The grand-slam tournament gets rolling on Monday at the USTA National Tennis Center in Flushing Meadows here and could provide a welcome fashion pick-me-up after the Olympics in Athens, where athletic costumes have generally been subdued and low-key. While some tennis championships such as Wimbledon have rigid dress codes, the Open has fewer restrictions, allowing competitors to flaunt their personal style on the court. Fittingly, the competition overlaps this year with New York Fashion Week, so it’s likely at least some competitors will hit a few runway shows while they’re in town and perhaps gather inspiration for upcoming court looks.

The Open competition this year is dominated by past women’s champions, including defending champion Justine Henin-Hardenne, who is the top-seeded player; Serena and Venus Williams; Amelie Mauresmo of France, and reigning Wimbledon champion Maria Sharapova of Russia. Other competitors include Lindsay Davenport and Jennifer Capriati, as well as Anastasia Myskina and Elena Dementieva of Russia.

A budding style icon to watch is Sharapova, the Nike-sponsored athlete who won Wimbledon and has professed a love of fashion. Sharapova is slated to wear a silver shiny tank dress featuring Nike’s Sphere technology, said Mindy Grossman, the company’s global vice president of apparel.

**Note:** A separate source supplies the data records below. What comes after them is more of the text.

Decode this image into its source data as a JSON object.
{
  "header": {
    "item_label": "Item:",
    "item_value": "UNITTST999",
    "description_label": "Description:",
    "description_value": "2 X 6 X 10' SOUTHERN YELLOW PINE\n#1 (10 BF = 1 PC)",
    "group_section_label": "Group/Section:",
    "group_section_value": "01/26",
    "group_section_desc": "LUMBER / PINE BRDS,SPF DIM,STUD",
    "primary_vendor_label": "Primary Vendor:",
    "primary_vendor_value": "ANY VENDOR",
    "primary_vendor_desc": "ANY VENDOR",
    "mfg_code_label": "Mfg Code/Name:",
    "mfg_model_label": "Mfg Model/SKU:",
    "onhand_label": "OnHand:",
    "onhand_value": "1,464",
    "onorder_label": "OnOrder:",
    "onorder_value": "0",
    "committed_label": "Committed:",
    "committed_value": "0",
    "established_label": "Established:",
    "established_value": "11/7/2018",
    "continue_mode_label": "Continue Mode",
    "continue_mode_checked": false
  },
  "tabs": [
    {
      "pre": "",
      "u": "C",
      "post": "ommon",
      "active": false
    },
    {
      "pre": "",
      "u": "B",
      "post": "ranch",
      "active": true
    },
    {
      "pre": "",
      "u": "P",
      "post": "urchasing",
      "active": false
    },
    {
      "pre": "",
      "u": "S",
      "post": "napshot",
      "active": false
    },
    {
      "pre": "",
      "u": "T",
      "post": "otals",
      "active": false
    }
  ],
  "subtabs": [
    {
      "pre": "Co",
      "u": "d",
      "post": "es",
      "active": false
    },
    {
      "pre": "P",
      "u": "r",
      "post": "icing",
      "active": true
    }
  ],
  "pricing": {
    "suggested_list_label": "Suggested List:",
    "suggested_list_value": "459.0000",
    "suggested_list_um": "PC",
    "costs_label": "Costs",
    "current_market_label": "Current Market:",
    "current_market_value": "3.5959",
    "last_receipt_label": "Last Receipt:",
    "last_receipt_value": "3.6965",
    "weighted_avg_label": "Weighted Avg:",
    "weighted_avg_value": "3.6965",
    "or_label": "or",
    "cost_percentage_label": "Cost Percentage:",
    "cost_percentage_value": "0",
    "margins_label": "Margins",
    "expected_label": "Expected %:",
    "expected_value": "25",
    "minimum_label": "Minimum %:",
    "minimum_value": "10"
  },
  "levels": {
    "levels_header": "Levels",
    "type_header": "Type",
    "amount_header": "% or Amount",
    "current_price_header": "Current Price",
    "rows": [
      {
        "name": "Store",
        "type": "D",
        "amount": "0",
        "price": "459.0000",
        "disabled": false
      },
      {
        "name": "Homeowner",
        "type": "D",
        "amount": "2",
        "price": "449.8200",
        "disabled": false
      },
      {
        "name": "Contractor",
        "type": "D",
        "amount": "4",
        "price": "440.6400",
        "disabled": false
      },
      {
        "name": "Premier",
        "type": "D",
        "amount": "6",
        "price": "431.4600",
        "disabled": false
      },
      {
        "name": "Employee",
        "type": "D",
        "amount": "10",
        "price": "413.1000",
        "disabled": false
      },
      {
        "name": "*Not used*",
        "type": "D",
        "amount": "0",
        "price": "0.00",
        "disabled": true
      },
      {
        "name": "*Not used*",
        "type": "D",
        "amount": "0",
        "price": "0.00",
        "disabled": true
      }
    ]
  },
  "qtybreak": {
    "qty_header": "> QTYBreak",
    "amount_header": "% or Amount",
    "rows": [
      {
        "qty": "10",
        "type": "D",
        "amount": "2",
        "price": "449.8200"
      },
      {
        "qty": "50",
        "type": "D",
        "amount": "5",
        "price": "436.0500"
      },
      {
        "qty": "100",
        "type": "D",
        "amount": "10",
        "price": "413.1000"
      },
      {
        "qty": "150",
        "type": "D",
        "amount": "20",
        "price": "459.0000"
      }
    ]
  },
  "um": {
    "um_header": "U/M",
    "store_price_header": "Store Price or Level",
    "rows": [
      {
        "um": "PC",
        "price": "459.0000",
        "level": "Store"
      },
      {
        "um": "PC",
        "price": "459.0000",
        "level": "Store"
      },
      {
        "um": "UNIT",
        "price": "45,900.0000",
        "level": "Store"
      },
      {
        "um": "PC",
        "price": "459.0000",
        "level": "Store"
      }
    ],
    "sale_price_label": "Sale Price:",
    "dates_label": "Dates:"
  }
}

The custom-made dress has mesh venting and panels and cooling factors.

But the biggest fashion moment in Queens will likely come from Nike endorser Serena Williams who, as reported Tuesday, plans to sport a performance stretch denim skirt and jacket with a lasered tank top with mesh and black slide-on boots she will wear over her custom-designed Shox sneakers prior to competition.

“This is an ultimate example of how you can combine style and personality for an athlete,” said Grossman, adding that the company worked closely with Williams to develop the look. “Denim is so much a part of her lifestyle and it’s also very American.”